Michel Barnier, Commissaire au Marché intérieur, et Antonio Tajani, Commissaire à l’Industrie, s’engagent ainsi dans une démarche historique car c’est tout de même la première fois qu’une telle réflexion est proposée à un niveau politique aussi élevé. Et il n’est pas anodin que cela soit deux responsables venant de deux pays affectés par la désindustrialisation, la France et l’Italie, qui appellent à l’ouverture de ce débat. A ce sujet, rappelons que les autorités communautaires ont toujours évité d’aborder ce thème par peur de permettre une remise en cause du dogme libre-échangiste de la construction européenne.

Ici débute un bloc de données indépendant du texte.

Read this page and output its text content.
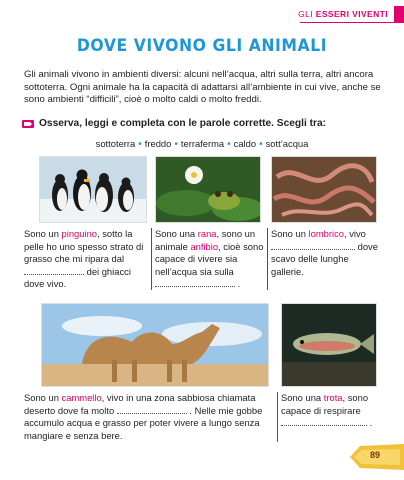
GLI ESSERI VIVENTI
DOVE VIVONO GLI ANIMALI
Gli animali vivono in ambienti diversi: alcuni nell’acqua, altri sulla terra, altri ancora sottoterra. Ogni animale ha la capacità di adattarsi all’ambiente in cui vive, anche se sono ambienti “difficili”, cioè o molto caldi o molto freddi.
Osserva, leggi e completa con le parole corrette. Scegli tra:
sottoterra • freddo • terraferma • caldo • sott’acqua
Sono un pinguino, sotto la pelle ho uno spesso strato di grasso che mi ripara dal  dei ghiacci dove vivo.
Sono una rana, sono un animale anfibio, cioè sono capace di vivere sia nell’acqua sia sulla  .
Sono un lombrico, vivo  dove scavo delle lunghe gallerie.
Sono un cammello, vivo in una zona sabbiosa chiamata deserto dove fa molto	. Nelle mie gobbe accumulo acqua e grasso per poter vivere a lungo senza mangiare e senza bere.
Sono una trota, sono capace di respirare  .
89
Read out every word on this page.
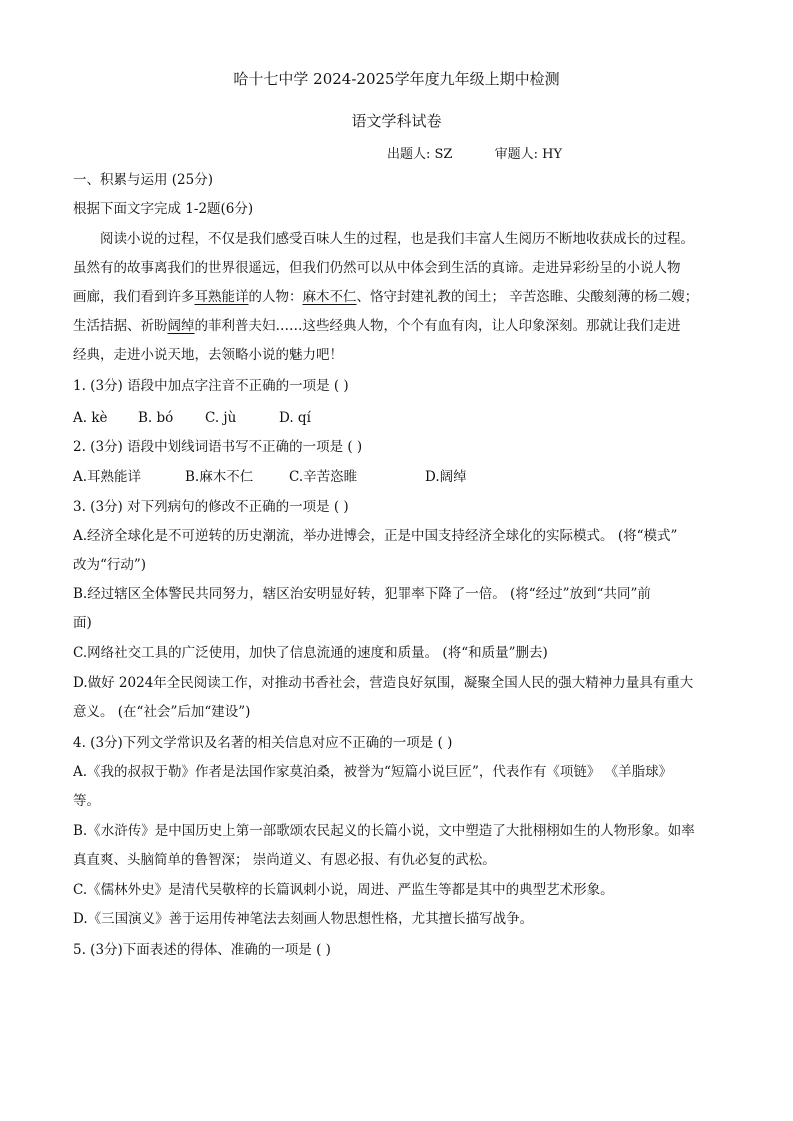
哈十七中学 2024-2025学年度九年级上期中检测
语文学科试卷
出题人: SZ	审题人: HY
一、积累与运用 (25分)
根据下面文字完成 1-2题(6分)
　　阅读小说的过程，不仅是我们感受百味人生的过程，也是我们丰富人生阅历不断地收获成长的过程。
虽然有的故事离我们的世界很遥远，但我们仍然可以从中体会到生活的真谛。走进异彩纷呈的小说人物
画廊，我们看到许多耳熟能详的人物：麻木不仁、恪守封建礼教的闰土； 辛苦恣睢、尖酸刻薄的杨二嫂；
生活拮据、祈盼阔绰的菲利普夫妇……这些经典人物，个个有血有肉，让人印象深刻。那就让我们走进
经典，走进小说天地，去领略小说的魅力吧！
1. (3分) 语段中加点字注音不正确的一项是 ( )
A. kè B. bó C. jù	D. qí
2. (3分) 语段中划线词语书写不正确的一项是 ( )
A.耳熟能详	B.麻木不仁	C.辛苦恣睢	D.阔绰
3. (3分) 对下列病句的修改不正确的一项是 ( )
A.经济全球化是不可逆转的历史潮流，举办进博会，正是中国支持经济全球化的实际模式。 (将“模式”
改为“行动”)
B.经过辖区全体警民共同努力，辖区治安明显好转，犯罪率下降了一倍。 (将“经过”放到“共同”前
面)
C.网络社交工具的广泛使用，加快了信息流通的速度和质量。 (将“和质量”删去)
D.做好 2024年全民阅读工作，对推动书香社会，营造良好氛围，凝聚全国人民的强大精神力量具有重大
意义。 (在“社会”后加“建设”)
4. (3分)下列文学常识及名著的相关信息对应不正确的一项是 ( )
A.《我的叔叔于勒》作者是法国作家莫泊桑，被誉为“短篇小说巨匠”，代表作有《项链》 《羊脂球》
等。
B.《水浒传》是中国历史上第一部歌颂农民起义的长篇小说，文中塑造了大批栩栩如生的人物形象。如率
真直爽、头脑简单的鲁智深； 崇尚道义、有恩必报、有仇必复的武松。
C.《儒林外史》是清代吴敬梓的长篇讽刺小说，周进、严监生等都是其中的典型艺术形象。
D.《三国演义》善于运用传神笔法去刻画人物思想性格，尤其擅长描写战争。
5. (3分)下面表述的得体、准确的一项是 ( )
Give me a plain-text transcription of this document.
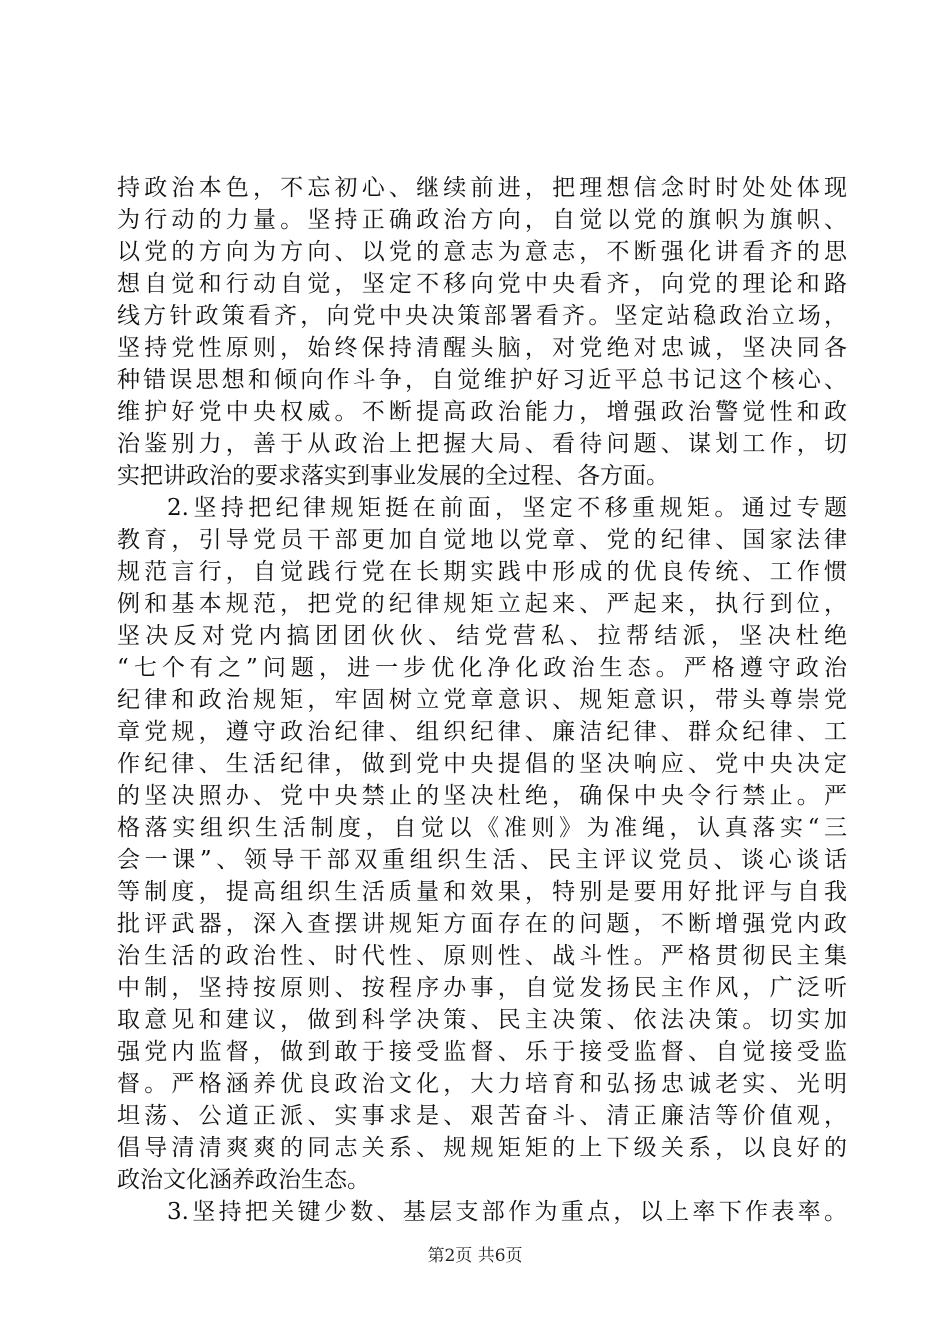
持政治本色，不忘初心、继续前进，把理想信念时时处处体现
为行动的力量。坚持正确政治方向，自觉以党的旗帜为旗帜、
以党的方向为方向、以党的意志为意志，不断强化讲看齐的思
想自觉和行动自觉，坚定不移向党中央看齐，向党的理论和路
线方针政策看齐，向党中央决策部署看齐。坚定站稳政治立场，
坚持党性原则，始终保持清醒头脑，对党绝对忠诚，坚决同各
种错误思想和倾向作斗争，自觉维护好习近平总书记这个核心、
维护好党中央权威。不断提高政治能力，增强政治警觉性和政
治鉴别力，善于从政治上把握大局、看待问题、谋划工作，切
实把讲政治的要求落实到事业发展的全过程、各方面。
2.坚持把纪律规矩挺在前面，坚定不移重规矩。通过专题
教育，引导党员干部更加自觉地以党章、党的纪律、国家法律
规范言行，自觉践行党在长期实践中形成的优良传统、工作惯
例和基本规范，把党的纪律规矩立起来、严起来，执行到位，
坚决反对党内搞团团伙伙、结党营私、拉帮结派，坚决杜绝
“七个有之”问题，进一步优化净化政治生态。严格遵守政治
纪律和政治规矩，牢固树立党章意识、规矩意识，带头尊崇党
章党规，遵守政治纪律、组织纪律、廉洁纪律、群众纪律、工
作纪律、生活纪律，做到党中央提倡的坚决响应、党中央决定
的坚决照办、党中央禁止的坚决杜绝，确保中央令行禁止。严
格落实组织生活制度，自觉以《准则》为准绳，认真落实“三
会一课”、领导干部双重组织生活、民主评议党员、谈心谈话
等制度，提高组织生活质量和效果，特别是要用好批评与自我
批评武器，深入查摆讲规矩方面存在的问题，不断增强党内政
治生活的政治性、时代性、原则性、战斗性。严格贯彻民主集
中制，坚持按原则、按程序办事，自觉发扬民主作风，广泛听
取意见和建议，做到科学决策、民主决策、依法决策。切实加
强党内监督，做到敢于接受监督、乐于接受监督、自觉接受监
督。严格涵养优良政治文化，大力培育和弘扬忠诚老实、光明
坦荡、公道正派、实事求是、艰苦奋斗、清正廉洁等价值观，
倡导清清爽爽的同志关系、规规矩矩的上下级关系，以良好的
政治文化涵养政治生态。
3.坚持把关键少数、基层支部作为重点，以上率下作表率。
第2页 共6页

Mais aujourd’hui, les Européens commencent à s’inquiéter sérieusement des IDE prédateurs dont l’objectif réel est un transfert non avoué de technologie. A la fin de l’année dernière, la bataille autour de l’entreprise néerlandaise Draka, spécialisée dans la conception de câbles pour la fibre optique, a fait office de signal d’alarme. En effet, ce fleuron européen a failli tomber dans l’escarcelle de Xinmao, une société chinoise totalement inconnue dont le but était visiblement d’acquérir le savoir-faire de Draka avant de le rapatrier vers la Chine. Finalement, c’est l’italien Prysmian qui a emporté l’affaire après un long feuilleton où les Européens ont réalisé qu’ils auraient beaucoup de mal à contrer l’appétit de Xinmao.

A ce jour, l’Europe possède déjà une législation qui lui permet de limiter, voire d’interdire, des investissements menaçant son industrie de défense ou son autonomie énergétique. Mais ces dispositions ne lui permettent pas de traiter les IDE que souhaitent réaliser des entreprises étrangères étatiques ou des fonds souverains dans des secteurs de pointe. Pourtant l’enjeu est évident. Il s’agit de défendre un savoir-faire et une avance technologique face à la montée en puissance de concurrents qui, le plus souvent, refusent la réciprocité en matière d’ouverture de marché. C’est connu, une entreprise publique chinoise a plus de facilité à réaliser un investissement en Europe alors que sa concurrente française ou allemande aura bien plus de mal à s’installer en Chine.

Une occasion manquée pour l’Algérie

Il est donc évident que l’Union européenne va durcir sa législation sur les IDE. Du coup, on peut relever que l’Algérie, avec ses immenses réserves de change, a raté une très belle occasion de diversifier ses avoirs par le biais notamment d’investissements qu’aurait pu réaliser un fonds souverain au cours de ces dernières années. Les placements dans les pépites industrielles et technologiques européennes vont être de plus en plus difficiles pour des groupes non européens. Cette opportunité perdue devrait pousser les autorités algériennes à ouvrir un vrai débat à propos de la diversification des réserves de change et, surtout, de la mise en place d’un fonds destiné à préparer l’après-pétrole.